Wolfgang machte seiner Mutter kopfschüttelnd Vorwürfe, daß die Gänseleberpastete schon seit einigen Tagen nicht mehr genügend auf Eis liege. Dann wandte er sich zu mir und fragte mit einer kindlich hohen, liebenswürdigen Stimme:
„Ißt du Radieschen gern?“
Man hörte von Frau Seyderhelm, daß die Gräfin Königsmarck heute morgen dagewesen sei; man sprach dann sehr lange über die Gräfin Königsmarck. Nina schien sie nicht zu lieben. Wolfgang behauptete, diese Dame röche nach wilden Tieren.

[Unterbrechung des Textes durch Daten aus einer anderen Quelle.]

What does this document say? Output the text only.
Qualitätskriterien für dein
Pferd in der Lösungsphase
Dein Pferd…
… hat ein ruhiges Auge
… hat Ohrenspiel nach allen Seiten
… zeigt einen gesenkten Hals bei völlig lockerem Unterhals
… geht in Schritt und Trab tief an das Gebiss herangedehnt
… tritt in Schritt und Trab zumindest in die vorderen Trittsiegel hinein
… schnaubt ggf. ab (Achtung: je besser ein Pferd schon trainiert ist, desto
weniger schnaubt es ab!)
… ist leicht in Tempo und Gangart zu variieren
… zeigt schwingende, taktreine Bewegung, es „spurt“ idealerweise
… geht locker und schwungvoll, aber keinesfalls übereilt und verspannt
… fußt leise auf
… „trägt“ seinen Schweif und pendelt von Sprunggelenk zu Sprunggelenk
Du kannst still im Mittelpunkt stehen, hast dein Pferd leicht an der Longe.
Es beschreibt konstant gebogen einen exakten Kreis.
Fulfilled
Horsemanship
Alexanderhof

„Wolfgang, so spricht man nicht von einer Dame!“ sagte Frau Seyderhelm.
Nina jubelte und begann ohne den mindesten Zusammenhang eine Schilderung zu entwerfen, wie sie auf der Treppe meinen Ranzen gefunden und aufgemacht habe.
„Stellen Sie sich vor, Frau Seyderhelm: er reist mit einem zerrissenen Hemde, einer Zahnbürste, zwei alten Brötchen und dem Werther; den Werther hat er in seine Socken gepackt!“
Man lachte sehr. Mich erfaßte mit einem Mal der unbezähmbare Drang, Ninas Hand, die elfenbeinerne mit den spitzen Nägeln und der kühlen Haut, zu küssen. Ich bückte mich nach einer Serviette und berührte wie zufällig Ninas Finger mit meinen Lippen. Nina ließ es ruhig geschehen; sie tat, als habe sie nichts gespürt.
„Es war übrigens gar nicht der Werther,“ sagte ich, als ich wieder aufrecht saß. „Es war die Versuchung des Pescara.“
Ich bediente mich mit einer kalten Reisspeise und war von meinem Abenteuer so aufgeregt, daß ich kaum schlucken konnte.
„Oh, die Versuchung des Pescara,“ sagte Frau Seyderhelm. Und sie fing an, sich des längeren über „Huttens letzte Tage“ auszulassen.